Leserkommentar zur «Praxis Nr. 3»: Die Ökonomisierung der Medizin

Published Online:https://doi.org/10.1024/1661-8157/a003462

Mit Interesse habe ich die «Praxis»-Ausgabe zur «Ökonomisierung der Medizin» durchgelesen und freue mich über das Interesse der Redaktion an Leserkommentaren.
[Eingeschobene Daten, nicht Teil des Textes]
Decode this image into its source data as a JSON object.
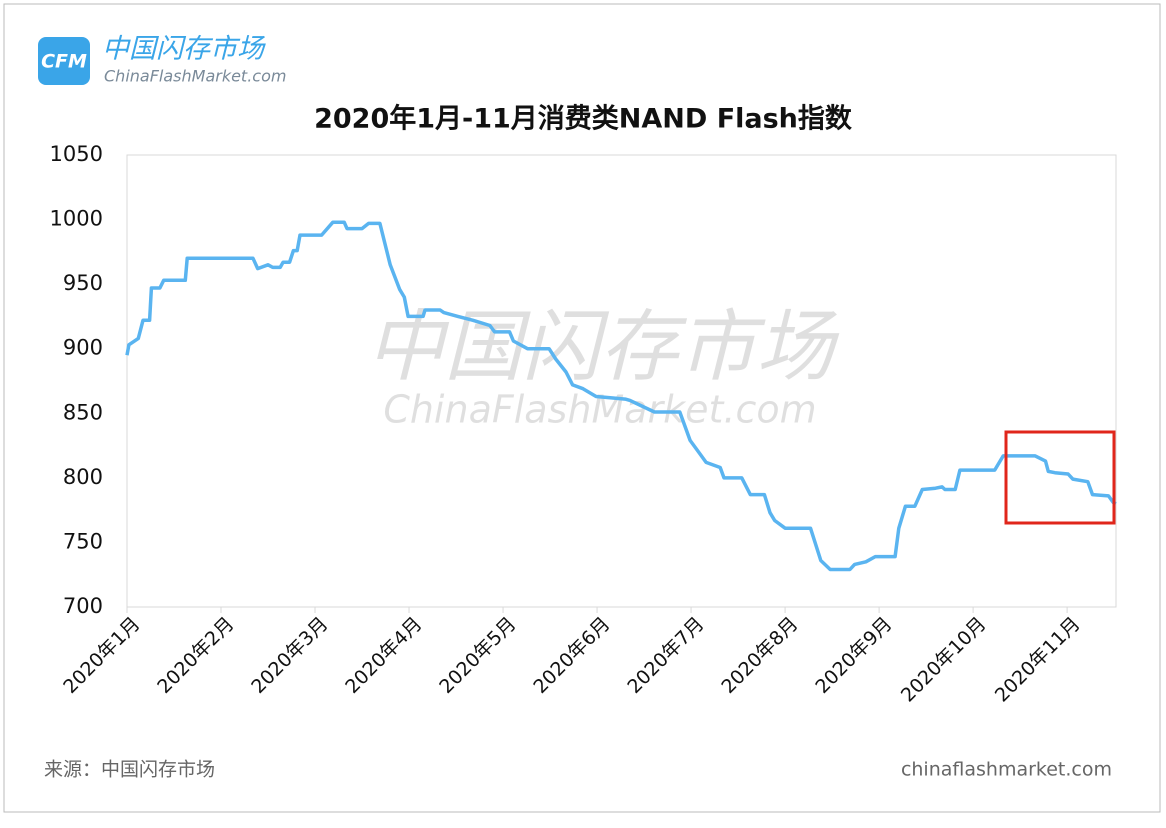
{
  "chart_data": {
    "type": "line",
    "title": "2020年1月-11月消费类NAND Flash指数",
    "logo": {
      "mark": "CFM",
      "name": "中国闪存市场",
      "site": "ChinaFlashMarket.com"
    },
    "watermark": {
      "name": "中国闪存市场",
      "site": "ChinaFlashMarket.com"
    },
    "source": "来源：中国闪存市场",
    "footer_site": "chinaflashmarket.com",
    "x": [
      0,
      0.02,
      0.12,
      0.17,
      0.24,
      0.26,
      0.35,
      0.39,
      0.62,
      0.64,
      1.34,
      1.39,
      1.5,
      1.55,
      1.63,
      1.66,
      1.73,
      1.77,
      1.81,
      1.84,
      2.07,
      2.19,
      2.31,
      2.34,
      2.5,
      2.57,
      2.69,
      2.8,
      2.9,
      2.95,
      2.99,
      3.15,
      3.17,
      3.33,
      3.37,
      3.52,
      3.68,
      3.86,
      3.91,
      4.07,
      4.11,
      4.26,
      4.49,
      4.56,
      4.67,
      4.74,
      4.85,
      4.99,
      5.14,
      5.3,
      5.35,
      5.61,
      5.88,
      5.99,
      6.1,
      6.16,
      6.31,
      6.35,
      6.54,
      6.63,
      6.78,
      6.84,
      6.89,
      7.0,
      7.27,
      7.38,
      7.48,
      7.69,
      7.74,
      7.86,
      7.96,
      8.17,
      8.21,
      8.28,
      8.38,
      8.46,
      8.6,
      8.67,
      8.7,
      8.81,
      8.86,
      9.23,
      9.32,
      9.66,
      9.77,
      9.8,
      9.87,
      10.01,
      10.06,
      10.22,
      10.27,
      10.44,
      10.49,
      10.52
    ],
    "series": [
      {
        "name": "消费类NAND Flash指数",
        "color": "#5ab4f0",
        "values": [
          895,
          903,
          908,
          922,
          922,
          947,
          947,
          953,
          953,
          970,
          970,
          962,
          965,
          963,
          963,
          967,
          967,
          976,
          976,
          988,
          988,
          998,
          998,
          993,
          993,
          997,
          997,
          965,
          946,
          940,
          925,
          925,
          930,
          930,
          928,
          925,
          922,
          918,
          913,
          913,
          906,
          900,
          900,
          892,
          882,
          872,
          869,
          863,
          862,
          861,
          860,
          851,
          851,
          829,
          818,
          812,
          808,
          800,
          800,
          787,
          787,
          773,
          767,
          761,
          761,
          736,
          729,
          729,
          733,
          735,
          739,
          739,
          761,
          778,
          778,
          791,
          792,
          793,
          791,
          791,
          806,
          806,
          817,
          817,
          813,
          805,
          804,
          803,
          799,
          797,
          787,
          786,
          781,
          780
        ]
      }
    ],
    "xlim": [
      0,
      10.52
    ],
    "xticks": [
      {
        "value": 0,
        "label": "2020年1月"
      },
      {
        "value": 1,
        "label": "2020年2月"
      },
      {
        "value": 2,
        "label": "2020年3月"
      },
      {
        "value": 3,
        "label": "2020年4月"
      },
      {
        "value": 4,
        "label": "2020年5月"
      },
      {
        "value": 5,
        "label": "2020年6月"
      },
      {
        "value": 6,
        "label": "2020年7月"
      },
      {
        "value": 7,
        "label": "2020年8月"
      },
      {
        "value": 8,
        "label": "2020年9月"
      },
      {
        "value": 9,
        "label": "2020年10月"
      },
      {
        "value": 10,
        "label": "2020年11月"
      }
    ],
    "ylim": [
      700,
      1050
    ],
    "yticks": [
      700,
      750,
      800,
      850,
      900,
      950,
      1000,
      1050
    ],
    "grid": false
  }
}
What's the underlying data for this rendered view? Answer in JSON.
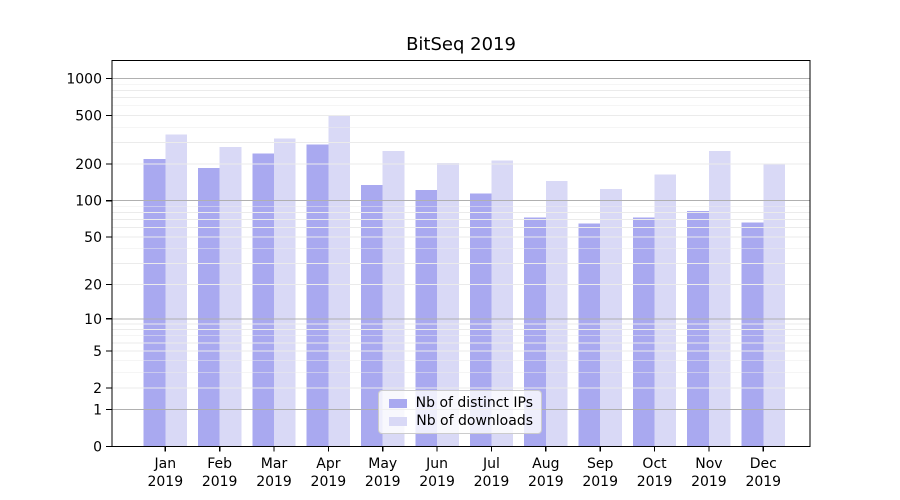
{
  "figure": {
    "title": "BitSeq 2019"
  },
  "legend": {
    "items": [
      {
        "label": "Nb of distinct IPs",
        "color": "#a9a9f0"
      },
      {
        "label": "Nb of downloads",
        "color": "#d9d9f6"
      }
    ]
  },
  "chart_data": {
    "type": "bar",
    "title": "BitSeq 2019",
    "categories": [
      "Jan",
      "Feb",
      "Mar",
      "Apr",
      "May",
      "Jun",
      "Jul",
      "Aug",
      "Sep",
      "Oct",
      "Nov",
      "Dec"
    ],
    "year_label": "2019",
    "series": [
      {
        "name": "Nb of distinct IPs",
        "color": "#a9a9f0",
        "values": [
          220,
          185,
          245,
          290,
          135,
          122,
          115,
          73,
          65,
          73,
          82,
          66
        ]
      },
      {
        "name": "Nb of downloads",
        "color": "#d9d9f6",
        "values": [
          350,
          275,
          325,
          500,
          255,
          205,
          215,
          145,
          125,
          165,
          255,
          200
        ]
      }
    ],
    "yscale": "log1p",
    "yticks": [
      0,
      1,
      2,
      5,
      10,
      20,
      50,
      100,
      200,
      500,
      1000
    ],
    "ylim": [
      0,
      1430
    ],
    "grid": {
      "orientation": "horizontal",
      "major": [
        1,
        10,
        100,
        1000
      ],
      "minor_multipliers": [
        2,
        3,
        4,
        5,
        6,
        7,
        8,
        9
      ]
    },
    "legend_position": "inside lower center"
  }
}
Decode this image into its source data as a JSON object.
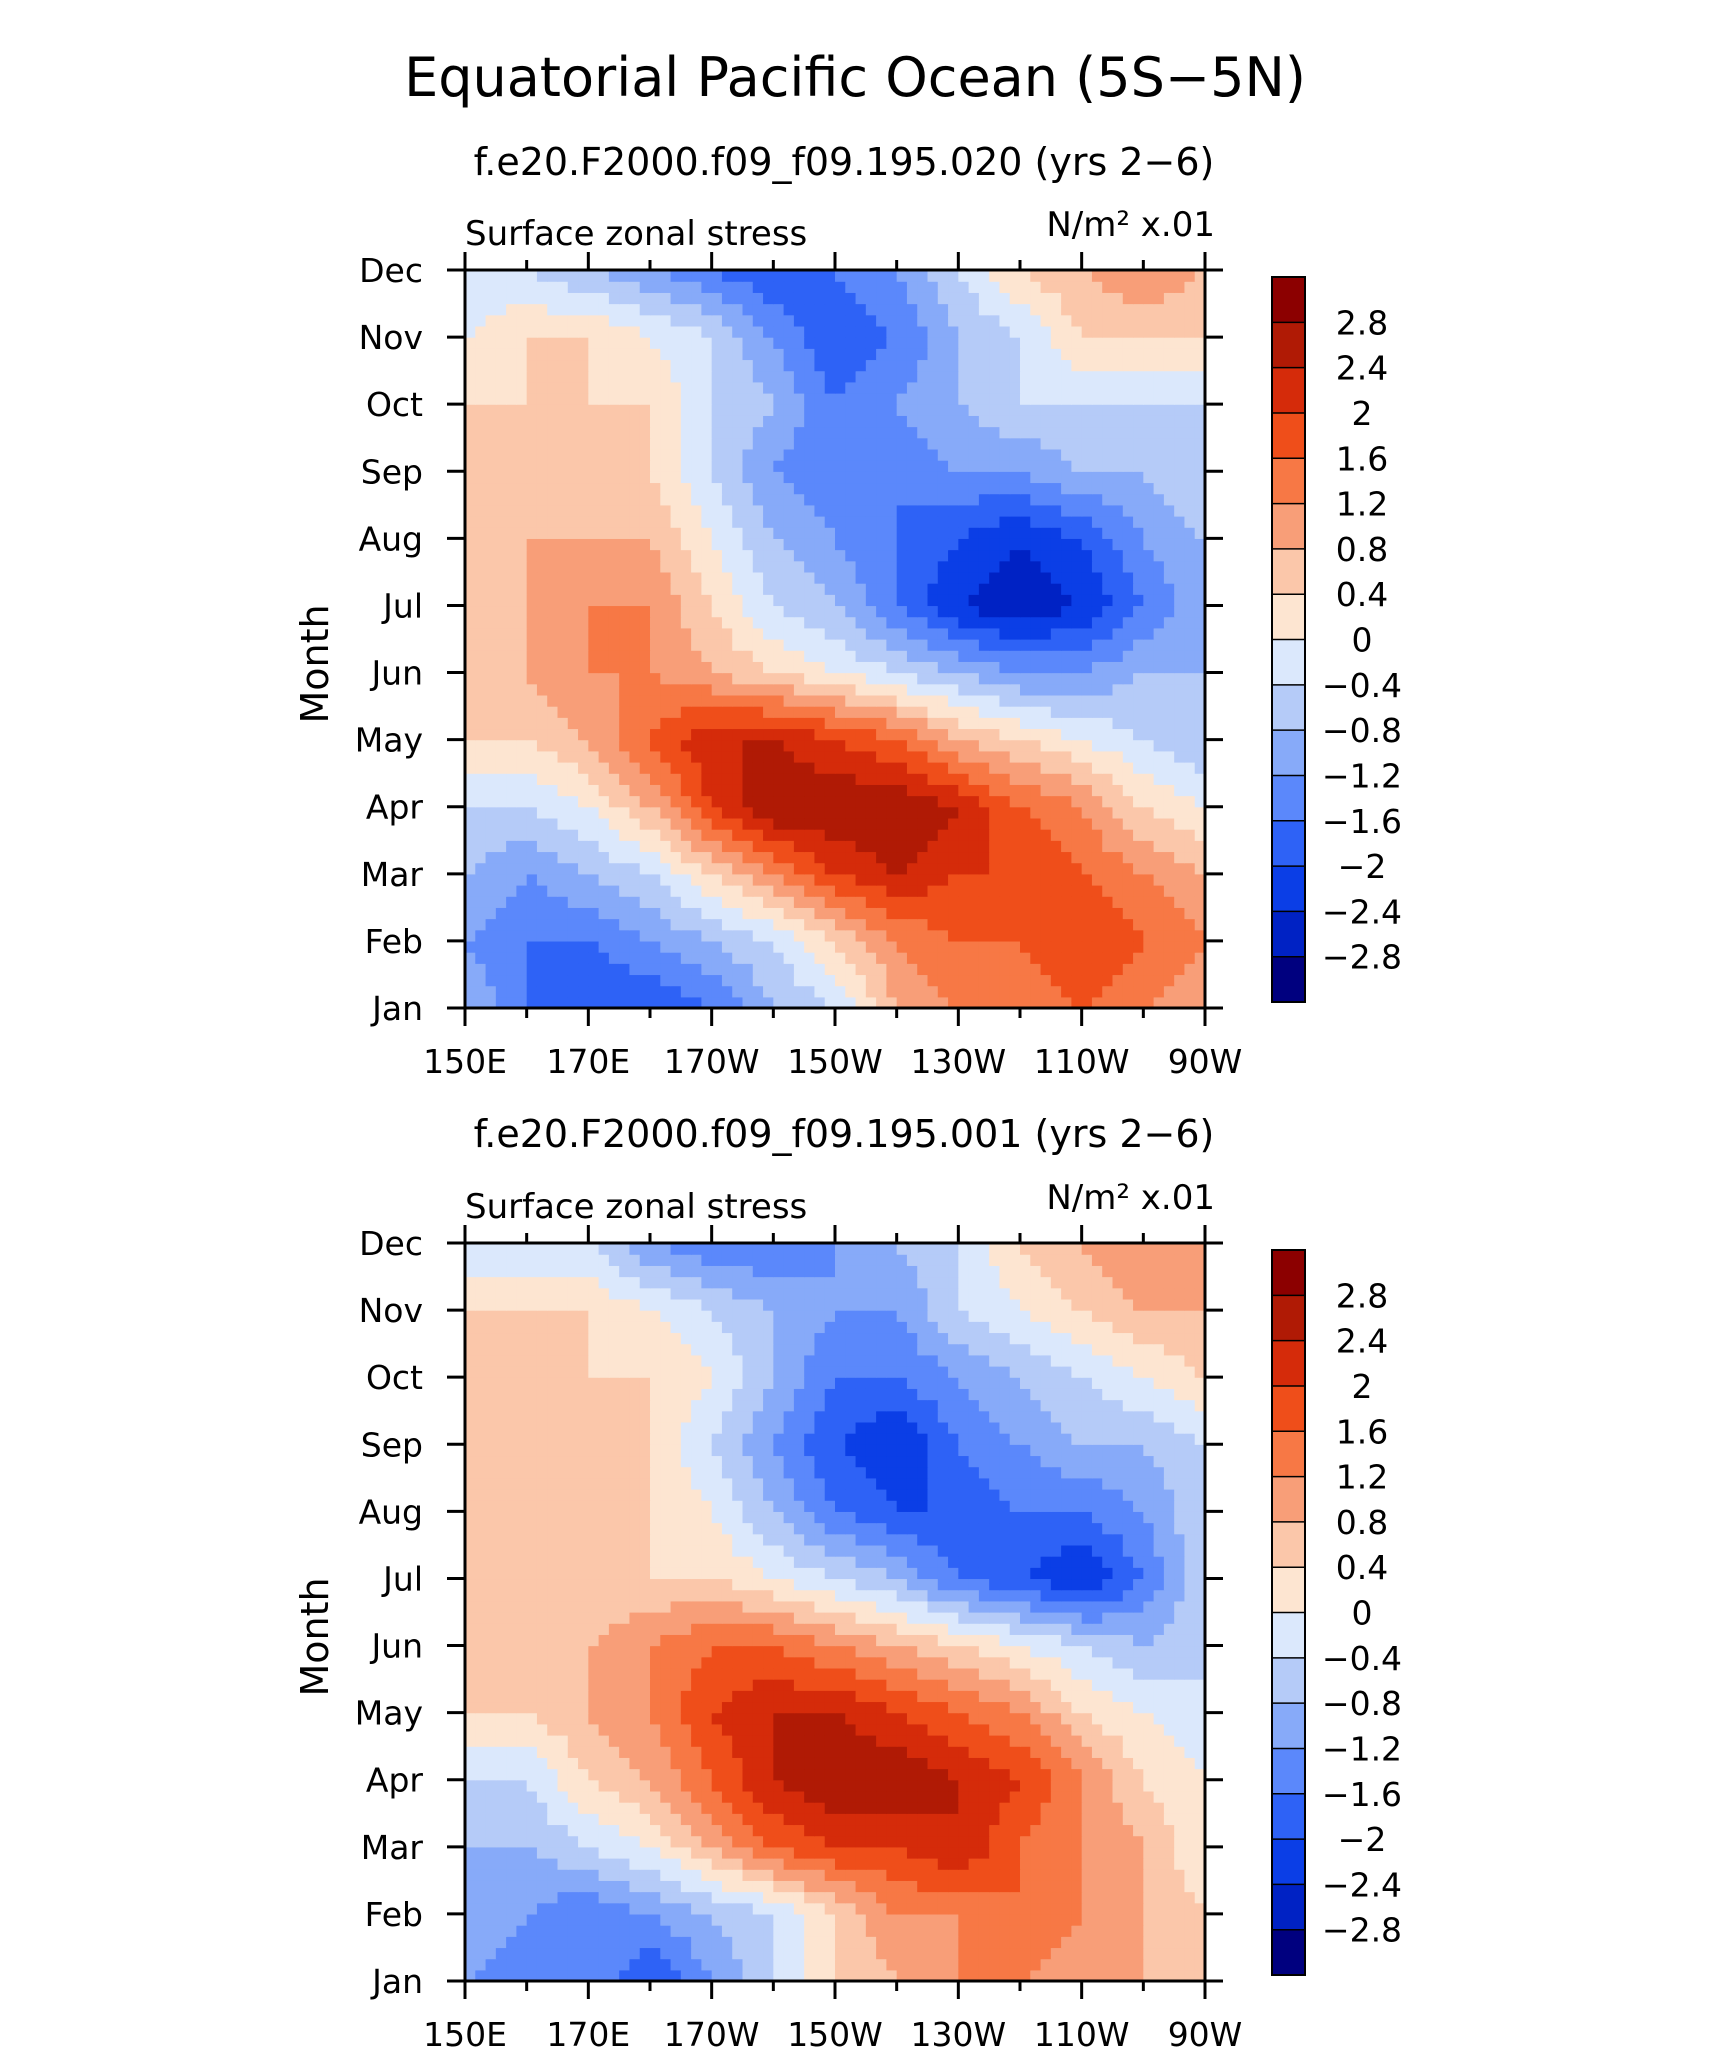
{
  "figure": {
    "title": "Equatorial Pacific Ocean (5S−5N)"
  },
  "chart_data": [
    {
      "type": "heatmap",
      "run": "f.e20.F2000.f09_f09.195.020 (yrs 2−6)",
      "left_label": "Surface zonal stress",
      "right_label": "N/m² x.01",
      "ylabel": "Month",
      "xlabel": "",
      "x": [
        150,
        160,
        170,
        180,
        190,
        200,
        210,
        220,
        230,
        240,
        250,
        260,
        270
      ],
      "x_tick_labels": [
        "150E",
        "170E",
        "170W",
        "150W",
        "130W",
        "110W",
        "90W"
      ],
      "y_tick_labels": [
        "Jan",
        "Feb",
        "Mar",
        "Apr",
        "May",
        "Jun",
        "Jul",
        "Aug",
        "Sep",
        "Oct",
        "Nov",
        "Dec"
      ],
      "xlim": [
        150,
        270
      ],
      "z": [
        [
          -0.8,
          -1.6,
          -2.0,
          -2.0,
          -1.6,
          -0.8,
          -0.4,
          0.8,
          1.2,
          1.2,
          1.6,
          1.2,
          0.8
        ],
        [
          -1.2,
          -1.6,
          -1.6,
          -1.2,
          -0.8,
          -0.4,
          0.4,
          1.2,
          1.6,
          1.6,
          2.0,
          1.6,
          1.2
        ],
        [
          -0.8,
          -1.2,
          -0.8,
          -0.4,
          0.4,
          1.2,
          2.0,
          2.4,
          2.0,
          2.0,
          1.6,
          1.2,
          0.8
        ],
        [
          -0.4,
          -0.4,
          0.0,
          0.8,
          2.0,
          2.8,
          2.8,
          2.8,
          2.4,
          1.6,
          1.2,
          0.4,
          0.0
        ],
        [
          0.4,
          0.4,
          0.8,
          1.6,
          2.4,
          2.4,
          2.0,
          1.6,
          0.8,
          0.4,
          0.0,
          -0.4,
          -0.8
        ],
        [
          0.4,
          0.8,
          1.2,
          1.2,
          0.8,
          0.4,
          0.0,
          -0.4,
          -0.8,
          -1.2,
          -1.2,
          -0.8,
          -0.8
        ],
        [
          0.4,
          0.8,
          1.2,
          1.2,
          0.4,
          -0.4,
          -0.8,
          -1.6,
          -2.4,
          -2.8,
          -2.4,
          -1.6,
          -0.8
        ],
        [
          0.4,
          0.8,
          0.8,
          0.8,
          0.0,
          -0.8,
          -1.2,
          -1.6,
          -2.0,
          -2.4,
          -2.0,
          -1.2,
          -0.8
        ],
        [
          0.4,
          0.4,
          0.4,
          0.4,
          -0.4,
          -1.2,
          -1.6,
          -1.6,
          -1.2,
          -1.2,
          -0.8,
          -0.8,
          -0.4
        ],
        [
          0.4,
          0.4,
          0.4,
          0.4,
          -0.4,
          -0.8,
          -1.6,
          -1.2,
          -0.8,
          -0.4,
          -0.4,
          -0.4,
          -0.4
        ],
        [
          0.0,
          0.4,
          0.4,
          0.0,
          -0.4,
          -1.2,
          -2.0,
          -1.6,
          -0.8,
          -0.4,
          0.4,
          0.4,
          0.4
        ],
        [
          -0.4,
          -0.4,
          -0.8,
          -1.2,
          -1.6,
          -2.0,
          -1.6,
          -1.2,
          -0.4,
          0.4,
          0.8,
          1.2,
          0.8
        ]
      ]
    },
    {
      "type": "heatmap",
      "run": "f.e20.F2000.f09_f09.195.001 (yrs 2−6)",
      "left_label": "Surface zonal stress",
      "right_label": "N/m² x.01",
      "ylabel": "Month",
      "xlabel": "",
      "x": [
        150,
        160,
        170,
        180,
        190,
        200,
        210,
        220,
        230,
        240,
        250,
        260,
        270
      ],
      "x_tick_labels": [
        "150E",
        "170E",
        "170W",
        "150W",
        "130W",
        "110W",
        "90W"
      ],
      "y_tick_labels": [
        "Jan",
        "Feb",
        "Mar",
        "Apr",
        "May",
        "Jun",
        "Jul",
        "Aug",
        "Sep",
        "Oct",
        "Nov",
        "Dec"
      ],
      "xlim": [
        150,
        270
      ],
      "z": [
        [
          -1.2,
          -1.6,
          -1.2,
          -2.0,
          -1.2,
          -0.4,
          0.4,
          0.8,
          1.2,
          1.2,
          0.8,
          0.8,
          0.4
        ],
        [
          -0.8,
          -1.2,
          -1.6,
          -1.2,
          -0.8,
          -0.4,
          0.4,
          1.2,
          1.2,
          1.6,
          1.2,
          0.8,
          0.4
        ],
        [
          -0.8,
          -0.8,
          -0.4,
          0.0,
          0.8,
          1.6,
          2.0,
          2.0,
          2.4,
          1.6,
          1.2,
          0.8,
          0.0
        ],
        [
          -0.4,
          -0.4,
          0.4,
          0.8,
          1.6,
          2.4,
          2.8,
          2.8,
          2.4,
          2.0,
          1.2,
          0.4,
          0.0
        ],
        [
          0.4,
          0.4,
          0.8,
          1.2,
          2.0,
          2.4,
          2.4,
          2.0,
          1.6,
          1.2,
          0.4,
          0.0,
          -0.4
        ],
        [
          0.8,
          0.8,
          0.8,
          1.2,
          1.6,
          1.6,
          1.2,
          0.8,
          0.4,
          0.0,
          -0.4,
          -0.8,
          -0.4
        ],
        [
          0.4,
          0.4,
          0.4,
          0.4,
          0.4,
          0.0,
          -0.4,
          -0.8,
          -1.6,
          -2.0,
          -2.4,
          -1.6,
          -0.4
        ],
        [
          0.4,
          0.4,
          0.4,
          0.4,
          0.0,
          -0.8,
          -1.6,
          -2.0,
          -2.0,
          -1.6,
          -1.6,
          -1.2,
          -0.4
        ],
        [
          0.4,
          0.4,
          0.4,
          0.4,
          -0.4,
          -1.2,
          -2.0,
          -2.4,
          -1.6,
          -1.2,
          -0.8,
          -0.8,
          -0.4
        ],
        [
          0.4,
          0.4,
          0.4,
          0.4,
          0.0,
          -0.8,
          -1.6,
          -1.6,
          -1.2,
          -0.8,
          -0.4,
          0.0,
          0.4
        ],
        [
          0.4,
          0.4,
          0.4,
          0.0,
          -0.4,
          -0.8,
          -1.2,
          -1.2,
          -0.4,
          0.0,
          0.4,
          0.8,
          0.8
        ],
        [
          -0.4,
          -0.4,
          -0.4,
          -1.2,
          -1.6,
          -1.6,
          -1.2,
          -0.8,
          -0.4,
          0.4,
          0.8,
          1.2,
          0.8
        ]
      ]
    }
  ],
  "colorbar": {
    "levels": [
      -2.8,
      -2.4,
      -2.0,
      -1.6,
      -1.2,
      -0.8,
      -0.4,
      0,
      0.4,
      0.8,
      1.2,
      1.6,
      2.0,
      2.4,
      2.8
    ],
    "labels": [
      "−2.8",
      "−2.4",
      "−2",
      "−1.6",
      "−1.2",
      "−0.8",
      "−0.4",
      "0",
      "0.4",
      "0.8",
      "1.2",
      "1.6",
      "2",
      "2.4",
      "2.8"
    ],
    "colors": [
      "#00007f",
      "#0022c4",
      "#0b3ee6",
      "#2e62f6",
      "#5b88fb",
      "#87aaf9",
      "#b5cbf8",
      "#dbe8fc",
      "#fde5d1",
      "#fbc7aa",
      "#f89e78",
      "#f77845",
      "#ef4e1a",
      "#d52b0a",
      "#b01a05",
      "#8c0000"
    ]
  }
}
Im Grossen und Ganzen war ich von den Beiträgen eher enttäuscht, aber nicht überrascht. An idealistischen Bekundungen und technokratischen System-Verbesserungsideen (PROMs, TARCIO etc.) wurde nicht gespart. Einzig Herr Schwarz hat versucht, das zugrundliegende Missverständnis gegenüber Märkten zu klären und auf Probleme etatistischer Lösungen hinzuweisen. Da das Outcome auf Märkten unvorhersehbar ist, verzichtete er auf idealistische oder utopische Ideen. Verwunderlich ist das Ganze nicht, denn der Begriff Ökonomisierung ist ziemlich schwammig, ebenso wie «Gesundheitswesen», «Medizin», «Gesundheit» und «Krankheit». Keiner der Autorinnen und Autoren hat auf die beiden Grundformen des Wirtschaftens, nämlich das bürokratische Wirtschaften der Verwaltung und das betriebswirtschaftliche Wirtschaften privater Unternehmen, unterschieden. Beide Formen haben ihren Sinn und Zweck, je nach Umfeld fällt Ökonomisieren anders aus. Das Ökonomisieren privater Akteure (z.B. Ärzte) auf Kosten eines Drittfinanzierers zu kontrollierten Preisen und unter dem Schutz eines Lizenzmonopols ist natürlich ein bizarre Zwischenform, welche verständlich zu viel Unmut und ebenso bizarren Resultaten führt.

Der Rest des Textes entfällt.